Melissa turned around, and before she knew herself, she had fallen to the floor.
She made sure her tears didn’t stain the envelope.
The envelope that was meant for the one Lady Annabelle loved.
And it wasn’t her.
Everyone in the safe house crowded around the TV, taking turns banging it, shouting at it and turning it off and on again while Max attempted to fix the aerial outside. It had been damaged in a recent storm and not only was it imperative to get it working again so that they would have knowledge of the news and recent things that were going on that were important to their cause, but also nobody wanted to be stuck in a small house with way too many people crammed inside without some kind of turn-your-brain-off entertainment. Az stuck herself to the back wall near the door, wanting to be able to hear when Max needed to get back in and also wanting to stay as far away from the rowdy crowd as she could. Just because she led these people, didn’t mean she wanted to get that up close and personal with them.

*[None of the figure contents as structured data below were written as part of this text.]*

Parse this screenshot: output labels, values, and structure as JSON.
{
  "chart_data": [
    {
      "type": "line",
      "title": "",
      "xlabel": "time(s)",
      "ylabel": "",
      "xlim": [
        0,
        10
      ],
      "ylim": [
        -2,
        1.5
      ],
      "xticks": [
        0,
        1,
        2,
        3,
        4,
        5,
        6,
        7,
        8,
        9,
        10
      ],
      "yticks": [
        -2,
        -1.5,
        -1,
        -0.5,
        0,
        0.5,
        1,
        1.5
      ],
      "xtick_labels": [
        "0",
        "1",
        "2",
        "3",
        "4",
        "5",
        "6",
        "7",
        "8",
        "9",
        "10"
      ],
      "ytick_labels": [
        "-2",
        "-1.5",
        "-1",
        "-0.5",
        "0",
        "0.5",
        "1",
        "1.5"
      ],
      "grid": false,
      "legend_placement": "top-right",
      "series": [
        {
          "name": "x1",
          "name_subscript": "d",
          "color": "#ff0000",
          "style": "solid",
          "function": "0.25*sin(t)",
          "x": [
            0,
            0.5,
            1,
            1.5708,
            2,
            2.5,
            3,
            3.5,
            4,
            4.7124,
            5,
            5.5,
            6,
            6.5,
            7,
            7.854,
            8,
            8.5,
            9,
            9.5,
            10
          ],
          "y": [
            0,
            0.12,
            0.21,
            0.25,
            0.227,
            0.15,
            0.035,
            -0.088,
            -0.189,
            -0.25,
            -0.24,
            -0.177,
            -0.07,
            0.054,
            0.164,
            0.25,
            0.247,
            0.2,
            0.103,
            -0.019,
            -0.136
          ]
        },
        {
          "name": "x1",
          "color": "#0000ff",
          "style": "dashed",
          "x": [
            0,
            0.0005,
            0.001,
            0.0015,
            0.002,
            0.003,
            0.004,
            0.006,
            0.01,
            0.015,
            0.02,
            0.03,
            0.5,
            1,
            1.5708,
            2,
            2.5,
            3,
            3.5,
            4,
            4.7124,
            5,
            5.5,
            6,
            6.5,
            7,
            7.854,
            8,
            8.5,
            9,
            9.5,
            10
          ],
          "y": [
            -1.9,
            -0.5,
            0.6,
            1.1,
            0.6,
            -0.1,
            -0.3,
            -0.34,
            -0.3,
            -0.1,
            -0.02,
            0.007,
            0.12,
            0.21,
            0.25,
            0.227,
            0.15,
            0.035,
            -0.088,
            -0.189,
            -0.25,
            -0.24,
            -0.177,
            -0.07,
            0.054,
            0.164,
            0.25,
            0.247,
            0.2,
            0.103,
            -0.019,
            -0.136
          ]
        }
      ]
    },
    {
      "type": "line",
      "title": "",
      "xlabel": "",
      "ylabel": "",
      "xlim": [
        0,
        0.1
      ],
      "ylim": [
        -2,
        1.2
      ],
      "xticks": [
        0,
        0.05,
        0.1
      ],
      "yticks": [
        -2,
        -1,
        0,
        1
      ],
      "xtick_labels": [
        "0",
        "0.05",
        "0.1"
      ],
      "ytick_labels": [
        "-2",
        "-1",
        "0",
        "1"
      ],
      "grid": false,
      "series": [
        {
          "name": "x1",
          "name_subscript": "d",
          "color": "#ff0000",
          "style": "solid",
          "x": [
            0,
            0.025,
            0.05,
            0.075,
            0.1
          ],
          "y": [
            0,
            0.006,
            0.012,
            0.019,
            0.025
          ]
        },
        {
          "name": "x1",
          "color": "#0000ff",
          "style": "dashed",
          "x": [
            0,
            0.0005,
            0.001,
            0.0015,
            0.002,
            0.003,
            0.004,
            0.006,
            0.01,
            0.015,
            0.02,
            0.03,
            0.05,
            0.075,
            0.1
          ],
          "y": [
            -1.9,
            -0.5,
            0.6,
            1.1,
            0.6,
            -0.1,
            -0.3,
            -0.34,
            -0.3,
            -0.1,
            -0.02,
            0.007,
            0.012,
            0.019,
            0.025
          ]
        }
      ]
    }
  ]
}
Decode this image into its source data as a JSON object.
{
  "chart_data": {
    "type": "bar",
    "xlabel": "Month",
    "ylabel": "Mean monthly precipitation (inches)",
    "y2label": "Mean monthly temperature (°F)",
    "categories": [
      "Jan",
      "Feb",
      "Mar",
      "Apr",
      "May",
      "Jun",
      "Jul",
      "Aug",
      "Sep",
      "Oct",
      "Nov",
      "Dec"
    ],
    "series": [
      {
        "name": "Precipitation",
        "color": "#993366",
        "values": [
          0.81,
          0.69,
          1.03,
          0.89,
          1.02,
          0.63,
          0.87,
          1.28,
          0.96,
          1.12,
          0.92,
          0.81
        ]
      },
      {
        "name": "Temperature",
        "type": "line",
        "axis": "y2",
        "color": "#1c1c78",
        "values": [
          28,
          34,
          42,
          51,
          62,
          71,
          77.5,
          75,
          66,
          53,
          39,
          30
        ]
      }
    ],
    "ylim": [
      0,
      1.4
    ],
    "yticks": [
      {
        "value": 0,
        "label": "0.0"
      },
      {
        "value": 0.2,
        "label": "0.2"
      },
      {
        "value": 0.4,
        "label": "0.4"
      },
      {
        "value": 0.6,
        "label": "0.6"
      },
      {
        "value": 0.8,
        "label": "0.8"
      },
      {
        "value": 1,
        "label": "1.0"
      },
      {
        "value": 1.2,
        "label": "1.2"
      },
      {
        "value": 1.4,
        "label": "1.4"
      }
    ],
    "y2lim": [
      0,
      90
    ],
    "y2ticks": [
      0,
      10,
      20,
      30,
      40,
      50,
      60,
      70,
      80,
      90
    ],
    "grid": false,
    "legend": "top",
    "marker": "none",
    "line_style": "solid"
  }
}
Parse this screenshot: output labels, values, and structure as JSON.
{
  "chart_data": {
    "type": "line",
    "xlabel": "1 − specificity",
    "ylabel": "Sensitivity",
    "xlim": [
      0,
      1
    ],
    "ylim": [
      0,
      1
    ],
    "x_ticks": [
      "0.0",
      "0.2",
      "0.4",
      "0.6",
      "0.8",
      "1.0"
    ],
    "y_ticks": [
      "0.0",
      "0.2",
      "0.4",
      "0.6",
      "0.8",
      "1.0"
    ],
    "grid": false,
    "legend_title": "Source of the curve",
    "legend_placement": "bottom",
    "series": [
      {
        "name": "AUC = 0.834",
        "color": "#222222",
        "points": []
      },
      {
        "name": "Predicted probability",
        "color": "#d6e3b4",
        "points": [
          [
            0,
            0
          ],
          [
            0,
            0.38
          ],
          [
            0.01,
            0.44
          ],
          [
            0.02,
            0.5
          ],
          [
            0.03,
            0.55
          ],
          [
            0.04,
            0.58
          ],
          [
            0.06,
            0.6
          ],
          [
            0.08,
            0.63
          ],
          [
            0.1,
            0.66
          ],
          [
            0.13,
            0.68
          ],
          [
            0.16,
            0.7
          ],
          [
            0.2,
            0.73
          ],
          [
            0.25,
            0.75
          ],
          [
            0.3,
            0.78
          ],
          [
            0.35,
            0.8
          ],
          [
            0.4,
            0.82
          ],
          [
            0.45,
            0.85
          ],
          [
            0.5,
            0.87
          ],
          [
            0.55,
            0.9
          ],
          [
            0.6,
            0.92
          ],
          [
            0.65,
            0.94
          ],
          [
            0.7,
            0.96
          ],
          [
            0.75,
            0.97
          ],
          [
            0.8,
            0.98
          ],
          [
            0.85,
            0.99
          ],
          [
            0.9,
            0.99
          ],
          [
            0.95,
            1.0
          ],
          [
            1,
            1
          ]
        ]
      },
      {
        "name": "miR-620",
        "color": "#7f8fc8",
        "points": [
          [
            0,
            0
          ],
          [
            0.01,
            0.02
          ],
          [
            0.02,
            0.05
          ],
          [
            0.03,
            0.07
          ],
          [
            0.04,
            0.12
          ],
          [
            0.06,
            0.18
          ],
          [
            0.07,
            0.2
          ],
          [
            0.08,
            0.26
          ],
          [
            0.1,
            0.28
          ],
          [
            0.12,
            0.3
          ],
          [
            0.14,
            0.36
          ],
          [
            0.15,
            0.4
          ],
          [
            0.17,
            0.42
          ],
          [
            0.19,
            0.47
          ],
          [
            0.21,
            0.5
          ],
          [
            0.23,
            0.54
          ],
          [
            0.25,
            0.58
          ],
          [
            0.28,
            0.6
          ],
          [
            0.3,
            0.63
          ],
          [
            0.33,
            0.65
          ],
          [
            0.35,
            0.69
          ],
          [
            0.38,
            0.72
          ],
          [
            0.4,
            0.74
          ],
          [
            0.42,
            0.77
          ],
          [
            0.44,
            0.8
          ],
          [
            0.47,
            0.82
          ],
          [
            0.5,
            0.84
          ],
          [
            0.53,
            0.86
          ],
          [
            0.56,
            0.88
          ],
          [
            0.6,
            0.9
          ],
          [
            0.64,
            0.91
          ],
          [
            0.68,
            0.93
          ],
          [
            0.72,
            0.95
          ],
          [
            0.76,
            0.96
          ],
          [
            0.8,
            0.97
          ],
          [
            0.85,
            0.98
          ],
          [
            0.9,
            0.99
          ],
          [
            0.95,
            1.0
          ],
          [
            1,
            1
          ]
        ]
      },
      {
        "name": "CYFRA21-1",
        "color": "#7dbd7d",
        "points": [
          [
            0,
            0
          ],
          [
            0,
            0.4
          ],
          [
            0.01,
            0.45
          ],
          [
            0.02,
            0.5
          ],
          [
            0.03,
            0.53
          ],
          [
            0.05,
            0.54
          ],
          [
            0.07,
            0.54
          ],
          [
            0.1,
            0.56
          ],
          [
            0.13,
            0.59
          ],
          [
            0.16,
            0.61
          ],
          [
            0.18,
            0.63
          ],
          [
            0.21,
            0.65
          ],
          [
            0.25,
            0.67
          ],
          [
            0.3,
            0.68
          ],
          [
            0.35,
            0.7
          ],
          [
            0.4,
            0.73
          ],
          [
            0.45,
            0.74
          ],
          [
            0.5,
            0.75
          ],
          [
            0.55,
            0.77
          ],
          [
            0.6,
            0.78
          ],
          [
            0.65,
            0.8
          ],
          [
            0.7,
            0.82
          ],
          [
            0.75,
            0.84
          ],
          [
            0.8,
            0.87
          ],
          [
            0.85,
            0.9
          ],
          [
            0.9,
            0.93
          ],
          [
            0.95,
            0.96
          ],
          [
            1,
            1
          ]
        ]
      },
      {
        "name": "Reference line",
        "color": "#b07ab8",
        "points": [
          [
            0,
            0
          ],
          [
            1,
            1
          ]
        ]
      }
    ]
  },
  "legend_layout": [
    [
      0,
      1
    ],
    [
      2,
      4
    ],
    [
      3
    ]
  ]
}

She was worried about Lady Annabelle, although she would never admit that to anyone here. The only one who had ever actually met her was her friend Jack, and while he didn’t seem to dislike her per se, the whole interaction was certainly a bit awkward. He still didn’t know why she would willingly associate with an aristocrat (“You know, the enemy ?”) but accepted that having eyes on the inside was a useful thing (“I guess ”). Still, though. She was worried. Lady Annabelle hadn’t been speaking to her for a few days, what with the arrival of her husband, and the few times they were able to talk she had been… quieter, more withdrawn.
She was broken from her thoughts by a knock at the door. Must be Max. Since the group was still yelling at the TV, she supposed the aerial must be beyond saving. Shit, that’s annoying.
The plywood door creaked open.
“Who are you?”
In a situation like this, Az would usually have been on the defensive, or shut the door immediately, but something about the broken young girl on her doorstep pulled at her heartstrings. This wasn’t a threat, she had been doing this long enough to tell.
There wasn’t any answer from the girl. Just a slightly crumpled envelope shoved into Az’s hands.
Az read it. And then she ran.
The smoking desolation of what had once been Lady Annabelle’s mansion continued to smoulder around Az’s hunched silhouette. And she screamed, and screamed, and cursed the gods and the monarchy and herself and Annabelle and everything that existed in the entire wretched universe until her hoarse throat gave way to wracked tears instead.
My dearest Lady Az,
I am afraid that I am to make a dreadfully terrible decision tonight. However, I hope that whatever the outcome of this whole situation, it will benefit you and your cause in some way.
I must keep this brief, as I am to be hosting a ball tonight for many of the aristocrats and politicians who so often impede you and your brilliant associates. Do not worry, I don’t plan to be hospitable in the slightest. I am very certain that whatever I say will be sure to shock them in a way that you would be proud of.
While getting ready for this ball, a most loyal friend of mine, Melissa (the personal servant I have mentioned before, but she is so much closer to me than that that it feels insensitive to reduce her to simply a servant) and I had quite the enlightening conversation which made me realise many things about myself. It makes me feel much worse about what I am to do tonight.
I have disguised tons of dynamite in my fireplace and running underneath my floors in the hopes that I may eliminate all these adversaries of yours that I am hosting. But I am to be the trigger, in a sense.
I love you, Lady Az. I wish I could have told you in person, but I am afraid it was only tonight that the revelation came to me. I do hope you’ll forgive me for what I have done.